Мало у кого были такие возможности обустроить свой собственный дом, как у Екклесиаста, и он, как видно, отнюдь ими не пренебрегал: дом получился таким, каким хозяин хотел его видеть, и в какой-то момент ему показалось, что долгие поиски смысла жизни увенчались успехом (ст. 4 – 10). Но иллюзия счастья продлилась недолго, очень скоро наступило отрезвление (ст. 11).
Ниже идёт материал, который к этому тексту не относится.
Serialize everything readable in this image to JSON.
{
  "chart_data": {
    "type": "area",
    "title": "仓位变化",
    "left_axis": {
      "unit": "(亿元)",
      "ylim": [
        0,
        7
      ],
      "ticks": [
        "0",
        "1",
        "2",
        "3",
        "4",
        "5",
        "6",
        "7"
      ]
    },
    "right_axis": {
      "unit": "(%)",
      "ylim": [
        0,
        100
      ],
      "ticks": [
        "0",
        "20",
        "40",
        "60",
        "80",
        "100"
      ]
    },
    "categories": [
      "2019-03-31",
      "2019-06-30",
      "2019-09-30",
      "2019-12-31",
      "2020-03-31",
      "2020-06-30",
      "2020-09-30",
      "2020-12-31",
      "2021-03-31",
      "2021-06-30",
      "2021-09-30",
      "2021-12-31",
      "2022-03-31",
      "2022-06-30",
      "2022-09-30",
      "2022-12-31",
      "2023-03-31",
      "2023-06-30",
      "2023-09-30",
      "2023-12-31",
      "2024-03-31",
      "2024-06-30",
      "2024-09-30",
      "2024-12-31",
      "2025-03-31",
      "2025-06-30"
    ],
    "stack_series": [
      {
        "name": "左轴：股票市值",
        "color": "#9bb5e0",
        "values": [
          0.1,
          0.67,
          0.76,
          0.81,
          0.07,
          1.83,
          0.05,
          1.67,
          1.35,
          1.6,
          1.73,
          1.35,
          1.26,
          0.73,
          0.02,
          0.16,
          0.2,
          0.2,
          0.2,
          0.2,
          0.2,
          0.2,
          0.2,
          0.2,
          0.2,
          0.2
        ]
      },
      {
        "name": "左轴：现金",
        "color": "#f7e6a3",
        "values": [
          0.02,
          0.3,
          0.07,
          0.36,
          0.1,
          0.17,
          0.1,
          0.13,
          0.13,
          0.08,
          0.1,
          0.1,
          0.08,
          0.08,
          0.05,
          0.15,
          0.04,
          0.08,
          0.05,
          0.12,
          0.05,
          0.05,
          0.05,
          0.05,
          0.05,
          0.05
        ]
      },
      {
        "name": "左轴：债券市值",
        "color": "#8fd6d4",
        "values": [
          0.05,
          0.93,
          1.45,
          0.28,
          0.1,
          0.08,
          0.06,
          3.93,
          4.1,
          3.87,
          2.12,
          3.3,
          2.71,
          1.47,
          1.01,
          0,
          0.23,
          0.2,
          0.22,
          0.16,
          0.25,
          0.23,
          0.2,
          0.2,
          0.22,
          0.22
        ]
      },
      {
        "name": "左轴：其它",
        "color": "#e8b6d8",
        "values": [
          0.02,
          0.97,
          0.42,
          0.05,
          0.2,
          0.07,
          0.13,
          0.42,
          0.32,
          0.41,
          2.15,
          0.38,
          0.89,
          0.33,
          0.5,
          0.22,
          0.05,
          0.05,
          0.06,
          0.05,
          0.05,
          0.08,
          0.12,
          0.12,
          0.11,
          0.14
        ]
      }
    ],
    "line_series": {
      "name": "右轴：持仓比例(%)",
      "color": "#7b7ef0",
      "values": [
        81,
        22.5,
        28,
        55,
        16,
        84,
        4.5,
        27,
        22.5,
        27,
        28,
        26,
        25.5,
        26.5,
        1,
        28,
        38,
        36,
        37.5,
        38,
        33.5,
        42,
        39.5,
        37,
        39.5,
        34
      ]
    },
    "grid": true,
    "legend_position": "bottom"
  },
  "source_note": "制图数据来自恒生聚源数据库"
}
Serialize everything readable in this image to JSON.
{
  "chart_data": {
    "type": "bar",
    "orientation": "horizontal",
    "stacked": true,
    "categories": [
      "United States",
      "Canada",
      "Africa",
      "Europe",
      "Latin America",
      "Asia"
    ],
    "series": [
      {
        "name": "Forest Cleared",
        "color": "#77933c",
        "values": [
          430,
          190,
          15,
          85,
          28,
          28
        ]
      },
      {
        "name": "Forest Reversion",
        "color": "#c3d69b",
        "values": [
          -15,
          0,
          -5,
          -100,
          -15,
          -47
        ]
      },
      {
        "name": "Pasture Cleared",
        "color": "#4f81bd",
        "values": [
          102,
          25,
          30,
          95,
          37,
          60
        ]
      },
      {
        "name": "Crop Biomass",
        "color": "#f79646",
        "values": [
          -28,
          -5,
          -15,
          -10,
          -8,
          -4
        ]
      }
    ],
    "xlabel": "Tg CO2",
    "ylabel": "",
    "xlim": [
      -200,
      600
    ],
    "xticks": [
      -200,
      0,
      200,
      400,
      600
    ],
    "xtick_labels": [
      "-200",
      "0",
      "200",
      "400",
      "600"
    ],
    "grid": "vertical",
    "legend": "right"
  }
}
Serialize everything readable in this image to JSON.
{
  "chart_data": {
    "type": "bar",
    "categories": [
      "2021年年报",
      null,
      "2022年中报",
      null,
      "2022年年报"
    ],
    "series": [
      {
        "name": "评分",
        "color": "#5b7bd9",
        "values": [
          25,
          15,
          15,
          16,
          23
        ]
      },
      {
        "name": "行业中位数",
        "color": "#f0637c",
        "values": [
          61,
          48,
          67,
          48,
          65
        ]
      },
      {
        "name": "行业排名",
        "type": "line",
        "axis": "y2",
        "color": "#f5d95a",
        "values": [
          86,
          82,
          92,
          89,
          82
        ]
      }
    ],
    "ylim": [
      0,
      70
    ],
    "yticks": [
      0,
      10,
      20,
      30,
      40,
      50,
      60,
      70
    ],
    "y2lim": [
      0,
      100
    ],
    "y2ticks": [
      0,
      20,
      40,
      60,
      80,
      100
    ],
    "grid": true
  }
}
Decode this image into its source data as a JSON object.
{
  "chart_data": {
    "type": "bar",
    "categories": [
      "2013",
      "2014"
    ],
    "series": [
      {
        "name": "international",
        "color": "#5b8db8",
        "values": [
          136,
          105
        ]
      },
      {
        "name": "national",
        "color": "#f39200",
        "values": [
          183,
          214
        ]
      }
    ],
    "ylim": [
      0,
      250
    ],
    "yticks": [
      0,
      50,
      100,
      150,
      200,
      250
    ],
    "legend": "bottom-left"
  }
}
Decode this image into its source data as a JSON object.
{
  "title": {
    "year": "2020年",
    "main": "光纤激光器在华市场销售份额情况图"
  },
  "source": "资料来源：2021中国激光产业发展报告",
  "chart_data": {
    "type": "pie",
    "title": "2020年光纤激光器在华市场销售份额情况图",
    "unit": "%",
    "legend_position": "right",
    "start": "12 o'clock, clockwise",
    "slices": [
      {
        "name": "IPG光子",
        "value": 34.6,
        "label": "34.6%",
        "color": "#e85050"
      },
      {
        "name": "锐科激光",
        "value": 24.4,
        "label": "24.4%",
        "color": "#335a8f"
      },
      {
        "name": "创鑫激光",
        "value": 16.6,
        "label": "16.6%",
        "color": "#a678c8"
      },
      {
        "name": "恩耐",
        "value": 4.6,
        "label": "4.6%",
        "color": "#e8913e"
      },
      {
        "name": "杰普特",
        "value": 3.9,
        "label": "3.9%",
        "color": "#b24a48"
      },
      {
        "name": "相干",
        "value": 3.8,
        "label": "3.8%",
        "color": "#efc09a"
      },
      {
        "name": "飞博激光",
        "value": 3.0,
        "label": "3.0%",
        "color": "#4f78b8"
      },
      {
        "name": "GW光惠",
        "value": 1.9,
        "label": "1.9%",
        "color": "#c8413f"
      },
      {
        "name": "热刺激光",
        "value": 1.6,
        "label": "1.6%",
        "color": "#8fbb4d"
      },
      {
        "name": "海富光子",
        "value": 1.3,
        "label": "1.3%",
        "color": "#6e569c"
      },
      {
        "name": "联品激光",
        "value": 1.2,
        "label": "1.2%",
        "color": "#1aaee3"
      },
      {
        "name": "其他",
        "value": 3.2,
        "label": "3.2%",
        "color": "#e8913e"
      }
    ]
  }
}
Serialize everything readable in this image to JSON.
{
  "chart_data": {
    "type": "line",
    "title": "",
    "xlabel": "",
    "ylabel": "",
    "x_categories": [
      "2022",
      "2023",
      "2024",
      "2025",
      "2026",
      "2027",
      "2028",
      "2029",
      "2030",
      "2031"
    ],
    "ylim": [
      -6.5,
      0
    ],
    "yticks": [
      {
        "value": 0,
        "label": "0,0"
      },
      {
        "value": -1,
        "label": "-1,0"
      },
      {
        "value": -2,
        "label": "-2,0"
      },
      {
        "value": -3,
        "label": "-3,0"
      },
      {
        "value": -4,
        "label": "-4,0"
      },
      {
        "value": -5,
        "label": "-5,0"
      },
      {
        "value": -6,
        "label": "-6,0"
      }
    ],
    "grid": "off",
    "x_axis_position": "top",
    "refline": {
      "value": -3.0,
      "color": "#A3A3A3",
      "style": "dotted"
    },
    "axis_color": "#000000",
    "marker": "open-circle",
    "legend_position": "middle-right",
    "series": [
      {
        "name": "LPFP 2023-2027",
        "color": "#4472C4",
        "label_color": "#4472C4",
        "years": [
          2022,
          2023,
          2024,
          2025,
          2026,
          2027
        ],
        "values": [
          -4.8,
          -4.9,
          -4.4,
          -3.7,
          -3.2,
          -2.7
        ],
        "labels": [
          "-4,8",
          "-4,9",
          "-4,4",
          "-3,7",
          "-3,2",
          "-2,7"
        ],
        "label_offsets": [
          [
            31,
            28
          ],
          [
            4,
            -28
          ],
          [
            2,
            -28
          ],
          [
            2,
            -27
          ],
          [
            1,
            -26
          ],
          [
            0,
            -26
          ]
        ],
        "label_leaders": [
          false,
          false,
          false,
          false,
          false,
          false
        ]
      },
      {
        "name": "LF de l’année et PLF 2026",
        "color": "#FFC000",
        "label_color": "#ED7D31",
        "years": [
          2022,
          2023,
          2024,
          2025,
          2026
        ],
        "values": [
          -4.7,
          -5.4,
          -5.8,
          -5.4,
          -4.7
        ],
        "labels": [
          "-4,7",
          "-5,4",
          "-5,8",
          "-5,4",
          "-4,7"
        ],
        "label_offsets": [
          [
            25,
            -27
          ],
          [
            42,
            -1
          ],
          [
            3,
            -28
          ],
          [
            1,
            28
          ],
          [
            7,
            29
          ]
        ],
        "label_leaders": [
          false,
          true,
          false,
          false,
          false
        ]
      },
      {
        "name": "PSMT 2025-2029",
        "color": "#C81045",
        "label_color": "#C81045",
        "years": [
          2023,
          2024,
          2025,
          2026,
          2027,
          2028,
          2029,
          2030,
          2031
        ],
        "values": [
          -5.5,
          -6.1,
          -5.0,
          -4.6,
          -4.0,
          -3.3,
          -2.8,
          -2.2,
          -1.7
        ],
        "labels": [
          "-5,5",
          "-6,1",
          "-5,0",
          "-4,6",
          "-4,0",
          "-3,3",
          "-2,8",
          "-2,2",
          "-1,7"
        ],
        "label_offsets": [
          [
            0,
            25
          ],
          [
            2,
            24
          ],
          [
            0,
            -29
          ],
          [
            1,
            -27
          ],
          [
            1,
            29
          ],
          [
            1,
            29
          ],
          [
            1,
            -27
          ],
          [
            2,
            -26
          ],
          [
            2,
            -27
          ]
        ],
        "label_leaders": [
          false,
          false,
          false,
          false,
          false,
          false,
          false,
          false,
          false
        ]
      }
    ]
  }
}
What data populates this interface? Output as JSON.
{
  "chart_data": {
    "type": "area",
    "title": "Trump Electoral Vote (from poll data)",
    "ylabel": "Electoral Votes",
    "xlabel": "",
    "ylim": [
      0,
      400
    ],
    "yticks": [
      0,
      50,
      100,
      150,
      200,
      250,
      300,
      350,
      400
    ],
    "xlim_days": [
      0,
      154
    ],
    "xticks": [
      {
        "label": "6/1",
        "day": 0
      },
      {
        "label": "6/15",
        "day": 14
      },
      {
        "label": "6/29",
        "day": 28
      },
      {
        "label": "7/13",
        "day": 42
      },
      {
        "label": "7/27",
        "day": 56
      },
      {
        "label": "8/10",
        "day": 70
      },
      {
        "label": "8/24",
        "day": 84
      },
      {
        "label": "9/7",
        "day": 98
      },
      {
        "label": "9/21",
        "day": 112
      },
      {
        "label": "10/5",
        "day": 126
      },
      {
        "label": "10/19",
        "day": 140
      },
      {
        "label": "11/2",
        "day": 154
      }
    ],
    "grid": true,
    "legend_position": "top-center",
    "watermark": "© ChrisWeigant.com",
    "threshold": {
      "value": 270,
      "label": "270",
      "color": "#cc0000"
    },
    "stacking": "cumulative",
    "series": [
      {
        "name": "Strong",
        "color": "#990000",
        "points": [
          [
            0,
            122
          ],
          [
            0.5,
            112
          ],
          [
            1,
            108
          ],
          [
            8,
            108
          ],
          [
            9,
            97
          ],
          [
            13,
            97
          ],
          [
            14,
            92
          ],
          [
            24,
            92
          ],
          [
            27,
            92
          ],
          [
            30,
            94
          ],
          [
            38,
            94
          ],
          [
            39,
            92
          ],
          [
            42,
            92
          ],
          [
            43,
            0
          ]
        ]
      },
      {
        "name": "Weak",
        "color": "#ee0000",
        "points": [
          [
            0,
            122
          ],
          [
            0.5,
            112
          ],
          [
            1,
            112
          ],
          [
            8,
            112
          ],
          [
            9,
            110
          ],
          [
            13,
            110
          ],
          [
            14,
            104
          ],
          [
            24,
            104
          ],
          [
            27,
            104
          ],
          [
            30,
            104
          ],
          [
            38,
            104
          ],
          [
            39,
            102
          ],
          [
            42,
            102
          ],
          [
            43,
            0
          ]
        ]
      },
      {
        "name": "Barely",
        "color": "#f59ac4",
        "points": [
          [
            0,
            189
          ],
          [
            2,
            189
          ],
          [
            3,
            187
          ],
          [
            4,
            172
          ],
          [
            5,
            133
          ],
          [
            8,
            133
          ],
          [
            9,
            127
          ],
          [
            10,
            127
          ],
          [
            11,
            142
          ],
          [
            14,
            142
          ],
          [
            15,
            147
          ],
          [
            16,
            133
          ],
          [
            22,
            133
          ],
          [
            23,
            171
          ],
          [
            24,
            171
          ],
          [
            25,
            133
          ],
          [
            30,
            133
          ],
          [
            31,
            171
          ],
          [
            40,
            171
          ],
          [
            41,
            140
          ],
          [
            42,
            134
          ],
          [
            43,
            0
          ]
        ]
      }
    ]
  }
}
Всякий человек смертен, и мудрый, при всей своей мудрости, умирает так же, как и глупец (ст. 12 – 16).
Такой пессимизм станет вполне понятен, если вспомнить, что представление о посмертной участи в раннем иудаизме не очень отличалось от того, что было у соседних народов: жизнь каждого оканчивалась в мире теней, который по-еврейски называется «шеол», где все равны потому, что каждый обращается в тень, влачащую существование, которое уже нельзя назвать жизнью. Мёртвые не помнят о мире живых, у них не сохраняется памяти даже о собственной жизни, а живые быстро забывают прошедшие поколения и их дела. Единственной надеждой была надежда на воскресение и на мессианское Царство, но мессианская перспектива во времена Екклесиаста казалась слишком далёкой, чтобы всерьёз на неё надеяться. Шеол же отнюдь не воодушевлял. Неудивительно, что жизнь, терявшая всякий смысл и всякую перспективу, казалась Екклесиасту ненавистной (ст. 17).
И дело не только в том, что, уходя в шеол, человек оставляет плоды своего труда на произвол судьбы: ведь неизвестно, как распорядятся наследники умершего доставшимся им наследством (ст. 18 – 21). Дело, прежде всего, в том, что, как открылось Екклесиасту, даже та радость, которую получает человек, наслаждаясь плодами своего труда, в сущности, от него не зависит. Сам труд приносит лишь утомление и беспокойство, а радость даёт Бог, и только от Него зависит, сможет ли человек получить наслаждение от своего труда (ст. 22 – 26).